Results: We identified 306 nominally genome-wide statistically-significant loci (p < 5 × 10−8) associated with cortical structure in a discovery sample of 33,992 participants of European ancestry. Of the 299 loci for which replication data were available, 241 loci influencing surface area and 14 influencing thickness remained statistically-significant after replication, with 199 loci passing multiple testing correction (p < 8.3 × 10−10; 187 influencing surface area and 12 influencing thickness).
Common genetic variants explained 34% (SE = 3%) of the variation in total surface area and 26% (SE = 2%) in average thickness; surface area and thickness showed a negative genetic correlation (rg = −0.32, SE = 0.05, p = 6.5 × 10−12), which suggests that genetic influences have opposing effects on surface area and thickness. Bioinformatic analyses showed that total surface area is influenced by genetic variants that alter gene regulatory activity in neural progenitor cells during fetal development. By contrast, average thickness is influenced by active regulatory elements in adult brain samples, which may reflect processes that occur after mid-fetal development, such as myelination, branching, or pruning. When considered together, these results support the radial unit hypothesis that different developmental mechanisms promote surface area expansion and increases in thickness.

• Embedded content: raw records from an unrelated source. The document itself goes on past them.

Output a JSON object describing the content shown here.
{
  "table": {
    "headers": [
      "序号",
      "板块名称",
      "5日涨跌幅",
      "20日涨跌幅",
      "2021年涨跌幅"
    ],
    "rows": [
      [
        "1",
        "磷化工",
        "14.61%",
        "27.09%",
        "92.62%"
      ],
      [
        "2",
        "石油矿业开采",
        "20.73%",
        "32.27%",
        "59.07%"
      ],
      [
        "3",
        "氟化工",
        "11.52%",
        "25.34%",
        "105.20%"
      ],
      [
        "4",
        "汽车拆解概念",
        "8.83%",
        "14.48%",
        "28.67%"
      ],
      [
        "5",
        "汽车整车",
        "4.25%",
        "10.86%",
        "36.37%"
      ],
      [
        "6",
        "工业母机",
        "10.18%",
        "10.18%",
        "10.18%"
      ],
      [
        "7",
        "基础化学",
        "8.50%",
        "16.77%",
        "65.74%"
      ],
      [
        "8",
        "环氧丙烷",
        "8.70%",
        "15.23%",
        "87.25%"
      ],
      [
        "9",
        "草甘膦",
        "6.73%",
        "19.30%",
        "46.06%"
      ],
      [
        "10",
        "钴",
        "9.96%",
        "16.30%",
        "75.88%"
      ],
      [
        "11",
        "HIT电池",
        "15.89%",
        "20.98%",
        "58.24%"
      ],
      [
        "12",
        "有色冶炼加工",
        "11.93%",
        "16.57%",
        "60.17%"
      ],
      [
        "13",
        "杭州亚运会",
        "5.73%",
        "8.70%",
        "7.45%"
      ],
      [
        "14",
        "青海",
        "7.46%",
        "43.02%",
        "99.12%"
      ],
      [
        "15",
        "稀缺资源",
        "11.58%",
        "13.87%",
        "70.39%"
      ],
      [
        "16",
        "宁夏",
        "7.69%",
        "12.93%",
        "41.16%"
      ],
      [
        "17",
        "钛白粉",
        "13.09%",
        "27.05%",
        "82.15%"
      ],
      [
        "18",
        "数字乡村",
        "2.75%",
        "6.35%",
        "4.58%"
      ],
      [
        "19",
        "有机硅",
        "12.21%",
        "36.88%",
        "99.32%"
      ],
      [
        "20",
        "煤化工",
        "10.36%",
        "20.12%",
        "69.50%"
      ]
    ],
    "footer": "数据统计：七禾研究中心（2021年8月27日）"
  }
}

To identify specific genetic influences on individual cortical regions, we controlled for global measures (total surface area or average thickness) in the regional analyses. After multiple testing correction, we identified 175 loci that influence regional surface area and 10 that influence regional thickness. Loci that affect regional surface area cluster near genes involved in the Wnt signaling pathway, which is known to influence areal identity.
We observed statistically-significant positive genetic correlations and evidence of bidirectional causation of total surface area with both general cognitive functioning and educational attainment. We found additional positive genetic correlations between total surface area and Parkinson’s disease but did not find evidence of causation. Negative genetic correlations were evident between total surface area and insomnia, attention deficit hyperactivity disorder, depressive symptoms, major depressive disorder, and neuroticism.

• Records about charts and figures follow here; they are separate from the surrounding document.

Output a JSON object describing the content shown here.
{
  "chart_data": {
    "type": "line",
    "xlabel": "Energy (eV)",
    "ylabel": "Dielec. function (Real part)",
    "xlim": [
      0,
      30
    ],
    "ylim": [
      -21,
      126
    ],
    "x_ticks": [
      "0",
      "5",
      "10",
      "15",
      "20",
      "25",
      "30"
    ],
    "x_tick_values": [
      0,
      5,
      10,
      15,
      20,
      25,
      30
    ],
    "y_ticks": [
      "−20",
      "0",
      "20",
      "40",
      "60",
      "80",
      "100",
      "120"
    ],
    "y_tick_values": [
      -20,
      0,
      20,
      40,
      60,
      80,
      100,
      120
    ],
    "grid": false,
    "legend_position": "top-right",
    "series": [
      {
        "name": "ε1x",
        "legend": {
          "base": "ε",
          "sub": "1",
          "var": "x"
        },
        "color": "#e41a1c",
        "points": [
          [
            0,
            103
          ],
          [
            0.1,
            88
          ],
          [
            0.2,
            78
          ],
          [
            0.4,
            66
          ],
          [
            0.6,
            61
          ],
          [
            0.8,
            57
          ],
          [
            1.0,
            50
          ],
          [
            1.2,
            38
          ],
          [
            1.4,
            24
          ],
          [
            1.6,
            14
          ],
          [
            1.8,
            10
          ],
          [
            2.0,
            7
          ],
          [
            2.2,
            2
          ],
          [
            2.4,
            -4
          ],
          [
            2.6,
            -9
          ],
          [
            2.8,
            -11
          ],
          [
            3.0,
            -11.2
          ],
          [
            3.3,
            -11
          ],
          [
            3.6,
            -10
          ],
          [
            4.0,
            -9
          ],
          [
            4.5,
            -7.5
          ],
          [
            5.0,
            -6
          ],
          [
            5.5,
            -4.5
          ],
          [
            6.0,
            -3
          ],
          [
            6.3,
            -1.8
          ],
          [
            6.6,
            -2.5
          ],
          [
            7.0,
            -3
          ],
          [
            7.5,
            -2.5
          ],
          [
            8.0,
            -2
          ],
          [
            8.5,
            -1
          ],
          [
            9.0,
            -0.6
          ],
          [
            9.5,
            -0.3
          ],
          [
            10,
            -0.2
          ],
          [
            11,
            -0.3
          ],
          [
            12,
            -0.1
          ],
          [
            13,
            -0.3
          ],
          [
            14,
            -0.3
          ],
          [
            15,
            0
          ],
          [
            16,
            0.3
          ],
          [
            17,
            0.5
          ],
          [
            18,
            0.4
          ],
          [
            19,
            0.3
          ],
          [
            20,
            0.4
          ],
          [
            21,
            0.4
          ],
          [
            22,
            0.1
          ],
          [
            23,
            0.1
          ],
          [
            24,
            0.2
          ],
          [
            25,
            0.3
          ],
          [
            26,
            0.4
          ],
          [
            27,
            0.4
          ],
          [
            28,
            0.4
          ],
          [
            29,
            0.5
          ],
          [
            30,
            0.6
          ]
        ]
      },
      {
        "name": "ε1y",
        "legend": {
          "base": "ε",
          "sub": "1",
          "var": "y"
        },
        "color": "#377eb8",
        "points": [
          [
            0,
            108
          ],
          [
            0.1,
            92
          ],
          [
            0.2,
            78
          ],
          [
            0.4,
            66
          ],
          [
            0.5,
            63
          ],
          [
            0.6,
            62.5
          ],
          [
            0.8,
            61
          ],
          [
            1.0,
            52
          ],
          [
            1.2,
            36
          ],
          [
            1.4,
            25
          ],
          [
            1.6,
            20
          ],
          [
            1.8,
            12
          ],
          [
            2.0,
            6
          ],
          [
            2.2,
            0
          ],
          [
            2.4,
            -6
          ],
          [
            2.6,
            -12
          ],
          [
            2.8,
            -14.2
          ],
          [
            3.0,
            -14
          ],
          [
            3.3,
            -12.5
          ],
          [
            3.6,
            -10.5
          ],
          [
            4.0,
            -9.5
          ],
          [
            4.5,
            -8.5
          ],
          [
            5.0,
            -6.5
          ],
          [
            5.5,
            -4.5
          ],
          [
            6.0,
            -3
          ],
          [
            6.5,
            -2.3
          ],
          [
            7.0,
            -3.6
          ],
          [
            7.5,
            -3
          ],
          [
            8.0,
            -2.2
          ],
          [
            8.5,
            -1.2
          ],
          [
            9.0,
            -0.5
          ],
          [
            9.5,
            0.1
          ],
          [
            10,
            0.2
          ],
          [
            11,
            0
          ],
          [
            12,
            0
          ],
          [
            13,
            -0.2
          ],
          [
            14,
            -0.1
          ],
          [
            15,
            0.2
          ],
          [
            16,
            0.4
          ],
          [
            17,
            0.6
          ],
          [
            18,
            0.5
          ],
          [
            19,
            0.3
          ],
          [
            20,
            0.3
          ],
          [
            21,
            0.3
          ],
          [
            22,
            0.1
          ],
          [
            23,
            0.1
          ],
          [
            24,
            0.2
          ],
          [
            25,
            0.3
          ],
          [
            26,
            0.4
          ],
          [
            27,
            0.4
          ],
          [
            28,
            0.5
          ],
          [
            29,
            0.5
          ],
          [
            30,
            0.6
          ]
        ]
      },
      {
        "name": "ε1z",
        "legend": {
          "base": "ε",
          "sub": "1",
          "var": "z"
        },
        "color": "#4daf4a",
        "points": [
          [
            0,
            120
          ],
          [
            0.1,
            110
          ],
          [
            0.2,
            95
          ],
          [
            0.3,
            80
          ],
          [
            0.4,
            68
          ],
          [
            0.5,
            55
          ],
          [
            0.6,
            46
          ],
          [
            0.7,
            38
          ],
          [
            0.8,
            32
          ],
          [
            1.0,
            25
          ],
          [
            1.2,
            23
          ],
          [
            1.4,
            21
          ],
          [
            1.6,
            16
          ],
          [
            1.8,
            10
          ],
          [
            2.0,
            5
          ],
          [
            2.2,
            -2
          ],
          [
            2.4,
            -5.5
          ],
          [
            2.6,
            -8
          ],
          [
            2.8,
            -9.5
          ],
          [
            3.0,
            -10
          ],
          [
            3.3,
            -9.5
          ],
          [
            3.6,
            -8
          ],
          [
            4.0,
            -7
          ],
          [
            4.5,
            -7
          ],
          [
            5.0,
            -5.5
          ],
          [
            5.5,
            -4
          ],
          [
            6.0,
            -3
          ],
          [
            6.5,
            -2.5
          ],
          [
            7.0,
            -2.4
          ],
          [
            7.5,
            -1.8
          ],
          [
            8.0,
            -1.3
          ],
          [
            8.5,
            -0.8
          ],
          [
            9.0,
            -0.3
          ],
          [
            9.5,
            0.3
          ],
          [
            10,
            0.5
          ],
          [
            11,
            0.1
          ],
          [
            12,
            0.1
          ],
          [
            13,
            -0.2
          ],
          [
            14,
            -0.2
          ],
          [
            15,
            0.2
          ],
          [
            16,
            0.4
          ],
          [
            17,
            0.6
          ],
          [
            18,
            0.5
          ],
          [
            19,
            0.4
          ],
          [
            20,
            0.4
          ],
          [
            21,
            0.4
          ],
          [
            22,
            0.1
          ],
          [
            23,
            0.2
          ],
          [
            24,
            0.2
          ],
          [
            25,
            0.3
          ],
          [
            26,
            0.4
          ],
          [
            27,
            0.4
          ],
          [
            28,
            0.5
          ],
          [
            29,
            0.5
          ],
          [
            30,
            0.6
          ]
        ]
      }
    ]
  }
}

Conclusion: This large-scale collaborative work enhances our understanding of the genetic architecture of the human cerebral cortex and its regional patterning. The highly polygenic architecture of the cortex suggests that distinct genes are involved in the development of specific cortical areas. Moreover, we find evidence that brain structure is a key phenotype along the causal pathway that leads from genetic variation to differences in general cognitive function.